Nebraska Gov. Pillen appoints former Gov. Pete Ricketts as Ben Sasse’s Senate replacement

Nebraska Gov. Pillen appoints former Gov. Pete Ricketts as Ben Sasse’s Senate replacement

Nebraska Gov. Pillen appoints former Gov. Pete Ricketts as Ben Sasse’s Senate replacement

Nebraska Republican Gov. Jim Pillen announced Thursday that former Gov. Pete Ricketts will fill the seat previously held by former GOP Sen. Ben Sasse, who officially resigned this week to return to academia as president of the University of Florida.

Ricketts, a Republican, will serve in the Senate for two years ahead of a 2024 special Senate election.

Sasse, a vocal critic of former President Donald Trump, officially resigned from the Senate on Sunday. He submitted his resignation last month, saying he would leave office Jan. 8 — two years into his second term.

Ricketts, who reached his term limit as Pillen’s predecessor, stated his intention last month to seek the appointment to replace Sasse. 

“For me, it came down to a single question: How can I best serve the people of Nebraska and advance our conservative values?” Ricketts said in a statement announcing his bid. “In Congress, we’re in a fight for the future of our nation, and it’s a fight we have to win.”

A top political ally of Pillen, Ricketts endorsed the current governor to succeed him and was a favorite to replace Sasse.

Sasse is known as a vocal critic of Trump and his supporters in the Republican Party. In farewell remarks last week, Sasse also criticized the body that he had been a member of since 2015, saying, “This institution doesn’t work very well right now.”

“Each of us knows we should be taking a look in the mirror and acknowledging that lives lived in a politicized echo chamber are unworthy of a place that calls itself a deliberative body, let alone the world’s greatest deliberative body,” Sasse said.

“When we’re being honest with each other, which usually means when on one of the very rare occasions where cameras aren’t present, we all know that a big chunk of the performative yelling that happens here and in every hearing room is just about being booked for even more performative yelling at night on TV,” he added.

Ricketts’ relationship with Trump has taken several turns in recent years. Trump took aim at Ricketts’ family during the 2016 presidential campaign cycle. Ricketts’ parents, billionaire Joe and Marlene Ricketts, were major donors to a super PAC opposed to Trump.

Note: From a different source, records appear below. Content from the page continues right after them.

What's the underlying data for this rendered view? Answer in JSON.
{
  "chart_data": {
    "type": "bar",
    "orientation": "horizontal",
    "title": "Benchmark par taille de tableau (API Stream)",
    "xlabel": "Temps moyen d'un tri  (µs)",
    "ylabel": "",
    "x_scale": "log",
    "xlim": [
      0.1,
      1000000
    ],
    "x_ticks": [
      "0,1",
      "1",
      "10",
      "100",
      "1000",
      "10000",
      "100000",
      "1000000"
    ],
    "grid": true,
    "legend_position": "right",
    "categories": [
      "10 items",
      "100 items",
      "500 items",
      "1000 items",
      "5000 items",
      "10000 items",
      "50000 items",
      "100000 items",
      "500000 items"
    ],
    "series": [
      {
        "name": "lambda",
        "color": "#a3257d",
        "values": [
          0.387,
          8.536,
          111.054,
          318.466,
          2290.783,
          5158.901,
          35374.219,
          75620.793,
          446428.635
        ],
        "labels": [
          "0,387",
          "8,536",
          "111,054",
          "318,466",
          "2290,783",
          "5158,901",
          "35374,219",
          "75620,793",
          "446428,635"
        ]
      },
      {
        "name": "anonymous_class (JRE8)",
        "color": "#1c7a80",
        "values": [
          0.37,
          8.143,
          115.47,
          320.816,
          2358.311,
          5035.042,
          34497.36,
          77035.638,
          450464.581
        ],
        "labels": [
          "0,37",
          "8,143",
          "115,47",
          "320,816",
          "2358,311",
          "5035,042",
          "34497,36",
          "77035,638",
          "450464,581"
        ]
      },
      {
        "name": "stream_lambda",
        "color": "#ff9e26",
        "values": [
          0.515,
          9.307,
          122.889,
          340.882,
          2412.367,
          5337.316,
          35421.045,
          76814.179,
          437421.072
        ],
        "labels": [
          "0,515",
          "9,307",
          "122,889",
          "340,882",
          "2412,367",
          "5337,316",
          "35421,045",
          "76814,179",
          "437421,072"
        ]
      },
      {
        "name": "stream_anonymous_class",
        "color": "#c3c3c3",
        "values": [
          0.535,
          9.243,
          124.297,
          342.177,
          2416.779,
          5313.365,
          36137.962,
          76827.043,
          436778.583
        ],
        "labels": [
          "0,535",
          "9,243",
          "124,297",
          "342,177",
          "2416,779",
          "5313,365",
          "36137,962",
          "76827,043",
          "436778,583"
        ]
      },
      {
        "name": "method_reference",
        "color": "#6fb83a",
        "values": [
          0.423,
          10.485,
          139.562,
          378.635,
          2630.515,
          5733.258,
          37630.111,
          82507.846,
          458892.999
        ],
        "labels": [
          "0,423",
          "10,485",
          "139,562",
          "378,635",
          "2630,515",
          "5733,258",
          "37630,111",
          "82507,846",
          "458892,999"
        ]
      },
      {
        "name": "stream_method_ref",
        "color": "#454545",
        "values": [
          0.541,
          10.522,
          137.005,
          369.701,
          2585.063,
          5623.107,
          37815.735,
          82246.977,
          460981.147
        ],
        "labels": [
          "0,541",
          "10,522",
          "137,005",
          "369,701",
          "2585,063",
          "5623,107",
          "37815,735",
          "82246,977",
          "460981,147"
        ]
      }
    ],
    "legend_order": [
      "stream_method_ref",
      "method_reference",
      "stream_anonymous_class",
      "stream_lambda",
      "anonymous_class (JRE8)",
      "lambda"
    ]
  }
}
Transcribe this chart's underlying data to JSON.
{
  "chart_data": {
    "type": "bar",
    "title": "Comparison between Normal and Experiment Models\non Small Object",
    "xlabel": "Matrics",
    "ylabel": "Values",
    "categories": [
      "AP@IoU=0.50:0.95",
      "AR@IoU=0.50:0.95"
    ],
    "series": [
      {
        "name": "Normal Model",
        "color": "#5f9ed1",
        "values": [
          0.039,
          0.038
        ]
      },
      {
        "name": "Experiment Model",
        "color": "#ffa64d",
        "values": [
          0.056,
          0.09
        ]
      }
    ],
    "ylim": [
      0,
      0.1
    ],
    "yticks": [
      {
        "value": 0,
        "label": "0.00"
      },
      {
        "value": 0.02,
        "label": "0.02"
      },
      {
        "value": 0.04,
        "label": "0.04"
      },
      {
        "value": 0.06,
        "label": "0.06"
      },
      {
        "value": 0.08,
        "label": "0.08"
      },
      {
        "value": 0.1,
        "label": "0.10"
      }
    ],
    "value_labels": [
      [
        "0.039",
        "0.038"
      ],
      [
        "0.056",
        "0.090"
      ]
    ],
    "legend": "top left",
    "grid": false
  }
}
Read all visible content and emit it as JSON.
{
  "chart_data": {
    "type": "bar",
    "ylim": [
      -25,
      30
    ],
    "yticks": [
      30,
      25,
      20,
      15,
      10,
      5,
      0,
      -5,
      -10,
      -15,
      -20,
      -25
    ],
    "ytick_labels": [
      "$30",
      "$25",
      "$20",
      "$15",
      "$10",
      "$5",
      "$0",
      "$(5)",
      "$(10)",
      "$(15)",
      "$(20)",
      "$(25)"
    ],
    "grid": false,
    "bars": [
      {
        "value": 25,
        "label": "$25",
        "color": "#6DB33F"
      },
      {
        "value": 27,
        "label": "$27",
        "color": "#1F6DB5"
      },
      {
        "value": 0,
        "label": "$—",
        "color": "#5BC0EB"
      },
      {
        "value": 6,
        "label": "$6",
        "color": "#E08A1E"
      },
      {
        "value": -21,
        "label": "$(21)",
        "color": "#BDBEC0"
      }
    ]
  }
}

“I hear the Rickets [sic] family, who own the Chicago Cubs, are secretly spending $’s against me. They better be careful, they have a lot to hide!” Trump tweeted in 2016.

The Ricketts, however, eventually came around to supporting Trump, with the then-Nebraska governor attending a rally in support of Trump’s 2016 presidential bid.

Ricketts was also tapped by Trump in 2018 to serve on the Advisory Committee for Trade and Negotiations. Trump also praised Ricketts as a “terrific” governor the same year.

But Ricketts drew ire from Trump last year when he asked the former president to stay out of the Nebraska GOP primary for governor and urged against endorsing anyone. Trump, however, endorsed businessman Charles Herbster, who lost to Pillen.

Trump also had a bone to pick with Ricketts last year after Ricketts campaigned for Georgia Gov. Brian Kemp, who became a target of Trump for refusing to help overturn the results of the 2020 election.

Trump called Ricketts a “RINO,” an acronym for Republican in name only, for backing Kemp. Trump endorsed former Sen. David Perdue, who lost to Kemp in the GOP primary.

Ricketts at the time downplayed any differences with the former present, saying, “I agree with many of the policies of the former president. We just back different candidates,” according to the Nebraska Examiner.